Sample preparation for Edman sequencing

If you plan or consider sequencing a protein by Edman sequencing, this page will give you a short guide as to what to do.

What data do you need?

If you want to know the identity of a protein, mass spectrometry is usually the preferred technique.
If you want sequence data for cloning, mass spectrometry sequencing is again usually the preferred technique.

If you want to identify a proteolysis site, Edman sequencing is usually the preferred technique.
If you want to now if expression of a protein starts where you expect, Edman sequencing is often the preferred technique.

If you want to know where a radioactive amino acid is located, Edman sequencing is the only technique available here.

Many proteins are blocked to Edman sequencing

Edman sequencing requires a free amino group at the N-terminal of the protein. Often it is modified by acetylation or other changes so the protein cannot be sequenced by Edman sequencing. This is one reason mass spectrometry is normally used to obtain protein sequence data.
If you know something about your protein, you may be able to study literature to see the chances that your protein has a blocked or free N-terminal.
If a protein has a blocked N-terminal the original scientific question is usually addressed with some other technique.

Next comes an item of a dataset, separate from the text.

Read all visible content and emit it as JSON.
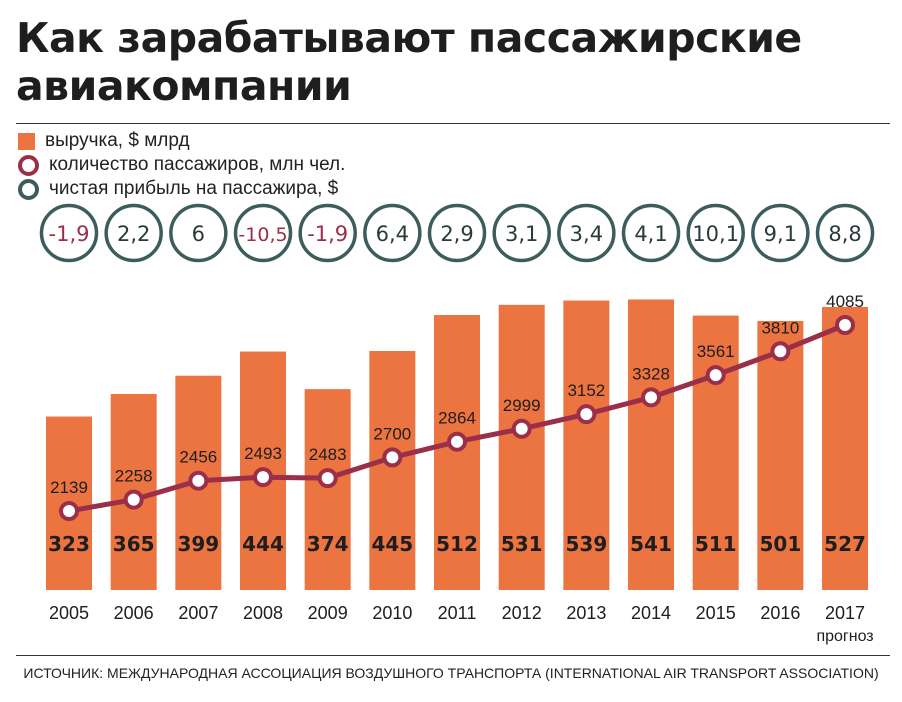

Sample preparation choices

  1. Run a gel and transfer to PVDF. Nitrocellulose cannot be used. Stain PVDF with Ponceau or Coomassie. On an image of the blot, mark the bands to be sequenced. Or cut out the bands, with no excess, unstained PVDF, so they should be no more than 1.5 mm wide, and place in clean 1.5 ml tubes. If the bands stain with Ponceau or stain well with Coomassie, there is probably enough protein.
  2. Have the protein in aqueous buffer, of known composition. The protein will be adsorbed on to PVDF.
  3. Purify the protein or peptide by reverse phase chromatography  so that it is in a solution of acetonitrile, water, trifluoroacetic acid.

In all cases, give the samples a name that is unambiguous and will not easily separate from your sample. Complete a sample submission form

How much sample?

10 pmole of a good protein is enough to read sequence data comfortably. However, often the amount of protein which reaches the sequencer is much less than estimated which is why more is recommended. If you are running a gel, one way to get an estimate of the amount of protein is to run a known quantity of a standard protein.

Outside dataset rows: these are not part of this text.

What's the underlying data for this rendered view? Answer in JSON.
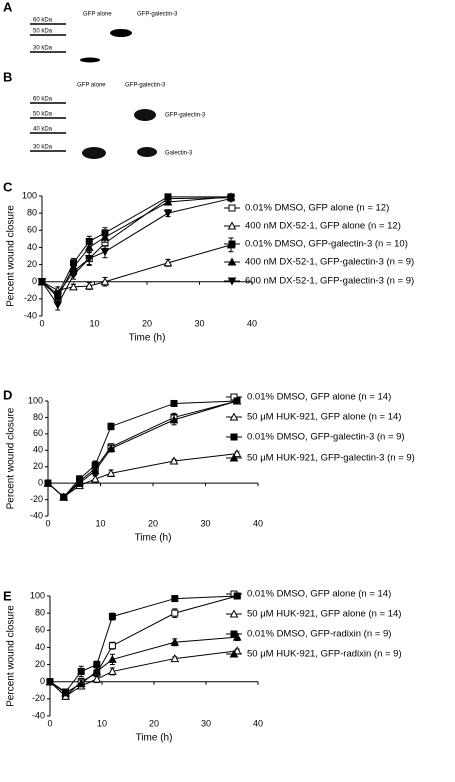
{
  "blots": [
    {
      "panel": "A",
      "lanes": [
        "GFP alone",
        "GFP-galectin-3"
      ],
      "markers": [
        "60 kDa",
        "50 kDa",
        "30 kDa"
      ]
    },
    {
      "panel": "B",
      "lanes": [
        "GFP alone",
        "GFP-galectin-3"
      ],
      "markers": [
        "60 kDa",
        "50 kDa",
        "40 kDa",
        "30 kDa"
      ],
      "bands": [
        "GFP-galectin-3",
        "Galectin-3"
      ]
    }
  ],
  "chart_data": [
    {
      "type": "line",
      "panel": "C",
      "xlabel": "Time (h)",
      "ylabel": "Percent wound closure",
      "x": [
        0,
        3,
        6,
        9,
        12,
        24,
        36
      ],
      "xlim": [
        0,
        40
      ],
      "xticks": [
        0,
        10,
        20,
        30,
        40
      ],
      "ylim": [
        -40,
        100
      ],
      "yticks": [
        -40,
        -20,
        0,
        20,
        40,
        60,
        80,
        100
      ],
      "series": [
        {
          "name": "0.01% DMSO, GFP alone (n = 12)",
          "color": "#000000",
          "marker": "square-open",
          "values": [
            0,
            -15,
            12,
            27,
            45,
            97,
            98
          ],
          "errors": [
            0,
            5,
            5,
            8,
            6,
            3,
            3
          ]
        },
        {
          "name": "400 nM DX-52-1, GFP alone (n = 12)",
          "color": "#000000",
          "marker": "triangle-open",
          "values": [
            0,
            -10,
            -6,
            -5,
            0,
            22,
            43
          ],
          "errors": [
            0,
            4,
            3,
            4,
            5,
            4,
            8
          ]
        },
        {
          "name": "0.01% DMSO, GFP-galectin-3 (n = 10)",
          "color": "#000000",
          "marker": "square",
          "values": [
            0,
            -15,
            22,
            47,
            57,
            99,
            99
          ],
          "errors": [
            0,
            5,
            5,
            6,
            6,
            2,
            2
          ]
        },
        {
          "name": "400 nM DX-52-1, GFP-galectin-3 (n = 9)",
          "color": "#000000",
          "marker": "triangle",
          "values": [
            0,
            -18,
            17,
            40,
            52,
            93,
            99
          ],
          "errors": [
            0,
            5,
            5,
            6,
            6,
            3,
            2
          ]
        },
        {
          "name": "600 nM DX-52-1, GFP-galectin-3 (n = 9)",
          "color": "#000000",
          "marker": "triangle-down",
          "values": [
            0,
            -27,
            8,
            27,
            35,
            80,
            97
          ],
          "errors": [
            0,
            6,
            5,
            7,
            7,
            4,
            3
          ]
        }
      ]
    },
    {
      "type": "line",
      "panel": "D",
      "xlabel": "Time (h)",
      "ylabel": "Percent wound closure",
      "x": [
        0,
        3,
        6,
        9,
        12,
        24,
        36
      ],
      "xlim": [
        0,
        40
      ],
      "xticks": [
        0,
        10,
        20,
        30,
        40
      ],
      "ylim": [
        -40,
        100
      ],
      "yticks": [
        -40,
        -20,
        0,
        20,
        40,
        60,
        80,
        100
      ],
      "series": [
        {
          "name": "0.01% DMSO, GFP alone (n = 14)",
          "color": "#000000",
          "marker": "square-open",
          "values": [
            0,
            -17,
            2,
            18,
            44,
            80,
            100
          ],
          "errors": [
            0,
            3,
            4,
            4,
            4,
            5,
            2
          ]
        },
        {
          "name": "50 μM HUK-921, GFP alone (n = 14)",
          "color": "#000000",
          "marker": "triangle-open",
          "values": [
            0,
            -17,
            -3,
            5,
            12,
            27,
            36
          ],
          "errors": [
            0,
            3,
            3,
            4,
            4,
            2,
            2
          ]
        },
        {
          "name": "0.01% DMSO, GFP-galectin-3 (n = 9)",
          "color": "#000000",
          "marker": "square",
          "values": [
            0,
            -17,
            5,
            22,
            69,
            97,
            100
          ],
          "errors": [
            0,
            3,
            4,
            5,
            4,
            2,
            2
          ]
        },
        {
          "name": "50 μM HUK-921, GFP-galectin-3 (n = 9)",
          "color": "#000000",
          "marker": "triangle",
          "values": [
            0,
            -17,
            0,
            15,
            42,
            77,
            100
          ],
          "errors": [
            0,
            3,
            4,
            5,
            4,
            6,
            2
          ]
        }
      ]
    },
    {
      "type": "line",
      "panel": "E",
      "xlabel": "Time (h)",
      "ylabel": "Percent wound closure",
      "x": [
        0,
        3,
        6,
        9,
        12,
        24,
        36
      ],
      "xlim": [
        0,
        40
      ],
      "xticks": [
        0,
        10,
        20,
        30,
        40
      ],
      "ylim": [
        -40,
        100
      ],
      "yticks": [
        -40,
        -20,
        0,
        20,
        40,
        60,
        80,
        100
      ],
      "series": [
        {
          "name": "0.01% DMSO, GFP alone (n = 14)",
          "color": "#000000",
          "marker": "square-open",
          "values": [
            0,
            -17,
            0,
            10,
            42,
            80,
            100
          ],
          "errors": [
            0,
            3,
            4,
            4,
            4,
            5,
            2
          ]
        },
        {
          "name": "50 μM HUK-921, GFP alone (n = 14)",
          "color": "#000000",
          "marker": "triangle-open",
          "values": [
            0,
            -17,
            -5,
            3,
            12,
            27,
            36
          ],
          "errors": [
            0,
            3,
            3,
            4,
            4,
            2,
            2
          ]
        },
        {
          "name": "0.01% DMSO, GFP-radixin (n = 9)",
          "color": "#000000",
          "marker": "square",
          "values": [
            0,
            -12,
            12,
            20,
            76,
            97,
            100
          ],
          "errors": [
            0,
            3,
            6,
            4,
            4,
            2,
            2
          ]
        },
        {
          "name": "50 μM HUK-921, GFP-radixin (n = 9)",
          "color": "#000000",
          "marker": "triangle",
          "values": [
            0,
            -13,
            -2,
            12,
            26,
            46,
            52
          ],
          "errors": [
            0,
            3,
            4,
            5,
            6,
            4,
            4
          ]
        }
      ]
    }
  ]
}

If you have more than minimal quantity of protein and there is no data, we can probably answer the question of insufficient protein or blocked protein. With sufficient blocked protein, there will be a relatively constant pattern of amino acids.

Blotting from a gel

You must use PVDF. Nitrocellulose will dissovle in the sequencer and may require very expensive repairs. Two  types of PVDF made specifically for sequencing are ProBlott from Applied Biosystems and Immobilon-Psq from Millipore. These two types are claimed to give better yields of proteins, especially for small proteins.

The blotting conditions can be whatever works well for your protein. Tris-glycine can be used; we can wash out glycine wiht 20% methanol so that it does not interfere with the sequencing.

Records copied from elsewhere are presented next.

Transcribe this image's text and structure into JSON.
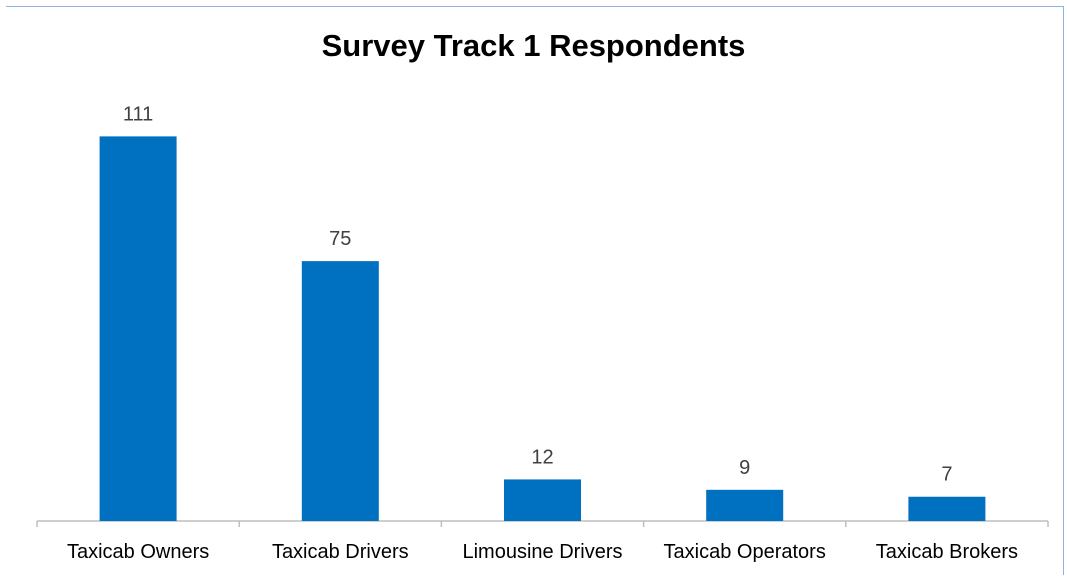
{
  "chart_data": {
    "type": "bar",
    "title": "Survey Track 1 Respondents",
    "categories": [
      "Taxicab Owners",
      "Taxicab Drivers",
      "Limousine Drivers",
      "Taxicab Operators",
      "Taxicab Brokers"
    ],
    "values": [
      111,
      75,
      12,
      9,
      7
    ],
    "xlabel": "",
    "ylabel": "",
    "ylim": [
      0,
      120
    ],
    "grid": false,
    "legend": "none",
    "data_labels": true,
    "bar_color": "#0070c0"
  }
}
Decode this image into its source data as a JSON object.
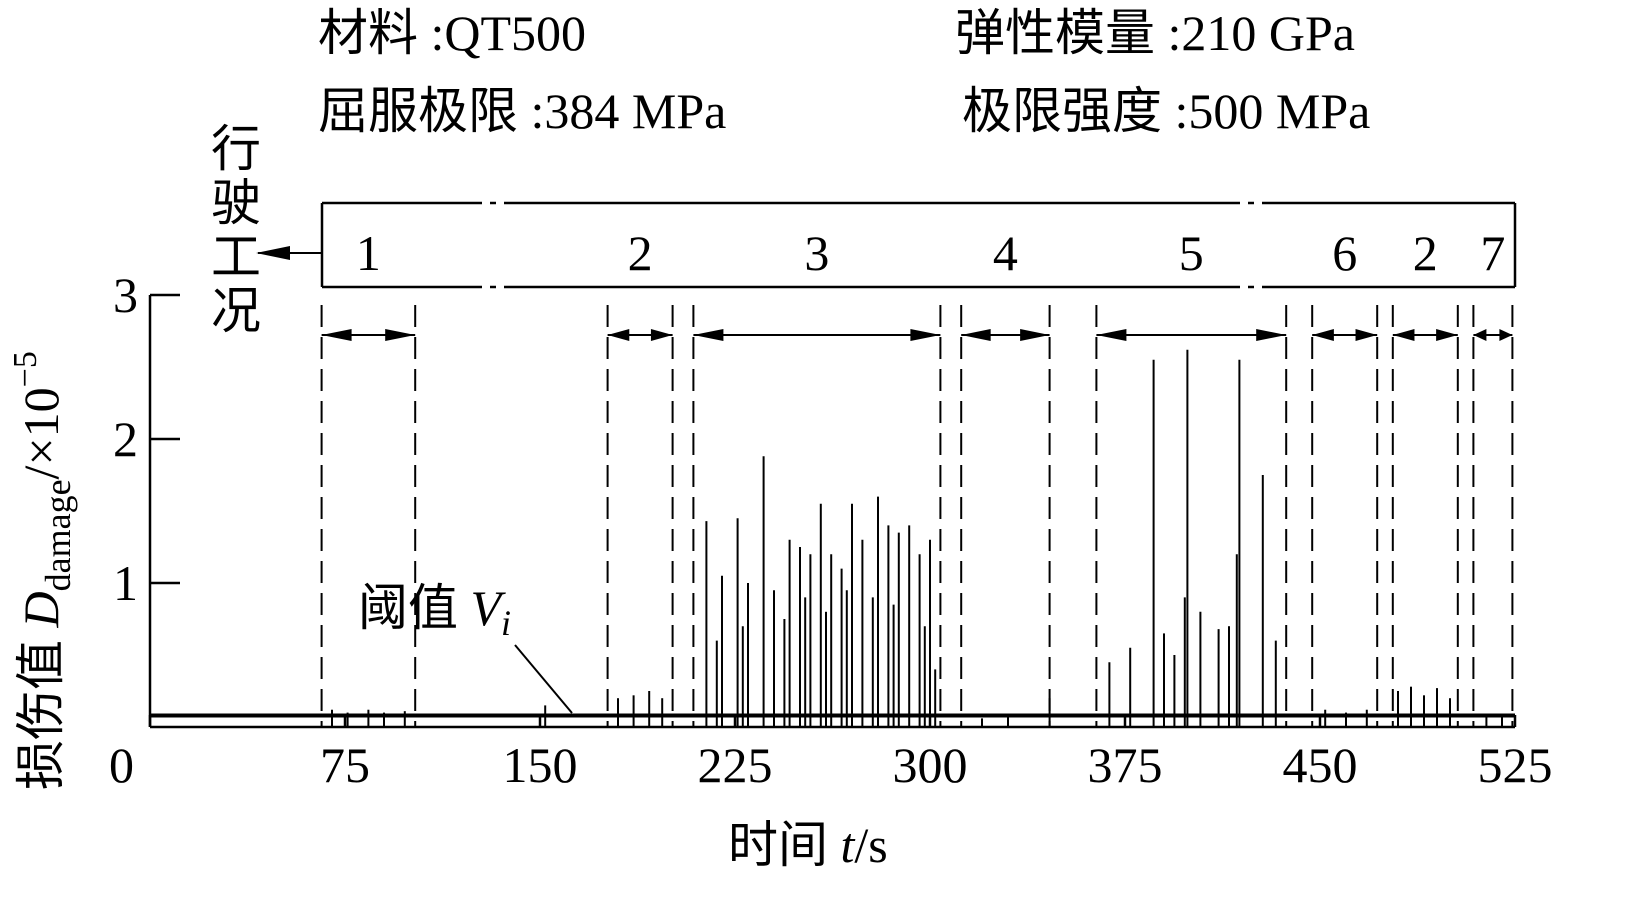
{
  "chart_data": {
    "type": "spike",
    "annotations": [
      "材料 :QT500",
      "弹性模量 :210 GPa",
      "屈服极限 :384 MPa",
      "极限强度 :500 MPa"
    ],
    "ylabel": [
      "损伤值 ",
      "D",
      "damage",
      "/×10",
      "−5"
    ],
    "xlabel": [
      "时间 ",
      "t",
      "/s"
    ],
    "conditions_label": "行驶工况",
    "threshold": 0.08,
    "threshold_label": [
      "阈值 ",
      "V",
      "i"
    ],
    "segments": [
      {
        "label": "1",
        "start": 66,
        "end": 102
      },
      {
        "label": "2",
        "start": 176,
        "end": 201
      },
      {
        "label": "3",
        "start": 209,
        "end": 304
      },
      {
        "label": "4",
        "start": 312,
        "end": 346
      },
      {
        "label": "5",
        "start": 364,
        "end": 437
      },
      {
        "label": "6",
        "start": 447,
        "end": 472
      },
      {
        "label": "2",
        "start": 478,
        "end": 503
      },
      {
        "label": "7",
        "start": 509,
        "end": 524
      }
    ],
    "x": [
      70,
      76,
      84,
      90,
      98,
      152,
      180,
      186,
      192,
      197,
      214,
      218,
      220,
      226,
      228,
      230,
      236,
      240,
      244,
      246,
      250,
      252,
      254,
      258,
      260,
      262,
      266,
      268,
      270,
      274,
      278,
      280,
      284,
      286,
      288,
      292,
      296,
      298,
      300,
      302,
      320,
      330,
      346,
      369,
      377,
      386,
      390,
      394,
      398,
      399,
      404,
      411,
      415,
      418,
      419,
      428,
      433,
      452,
      460,
      468,
      480,
      485,
      490,
      495,
      500,
      514,
      520
    ],
    "values": [
      0.12,
      0.1,
      0.12,
      0.1,
      0.11,
      0.15,
      0.2,
      0.22,
      0.25,
      0.2,
      1.43,
      0.6,
      1.05,
      1.45,
      0.7,
      1.0,
      1.88,
      0.95,
      0.75,
      1.3,
      1.25,
      0.9,
      1.2,
      1.55,
      0.8,
      1.2,
      1.1,
      0.95,
      1.55,
      1.3,
      0.9,
      1.6,
      1.4,
      0.85,
      1.35,
      1.4,
      1.2,
      0.7,
      1.3,
      0.4,
      0.06,
      0.07,
      0.2,
      0.45,
      0.55,
      2.55,
      0.65,
      0.5,
      0.9,
      2.62,
      0.8,
      0.68,
      0.7,
      1.2,
      2.55,
      1.75,
      0.6,
      0.12,
      0.1,
      0.12,
      0.25,
      0.28,
      0.22,
      0.27,
      0.2,
      0.08,
      0.07
    ],
    "color": "#000000",
    "xlim": [
      0,
      525
    ],
    "xticks": [
      0,
      75,
      150,
      225,
      300,
      375,
      450,
      525
    ],
    "ylim": [
      0,
      3
    ],
    "yticks": [
      1,
      2,
      3
    ]
  }
}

The PVDF can be stained with Ponceau, or Coomassie, or other stains compatible with sequencing. Applied Biosystems recommends staining for no more than a minute with Coomassie to keep background down.

Impure samples

If there is more than one protein in a sample, the correct sequences cannot be identified confidently. Unless one protein is present at a much higher amount than the other, we cannot confidently say which of two or more sequences has a particular amino acid. However, if there is an expected sequence, we can see if the data matches it. This is why the expected sequence is requested.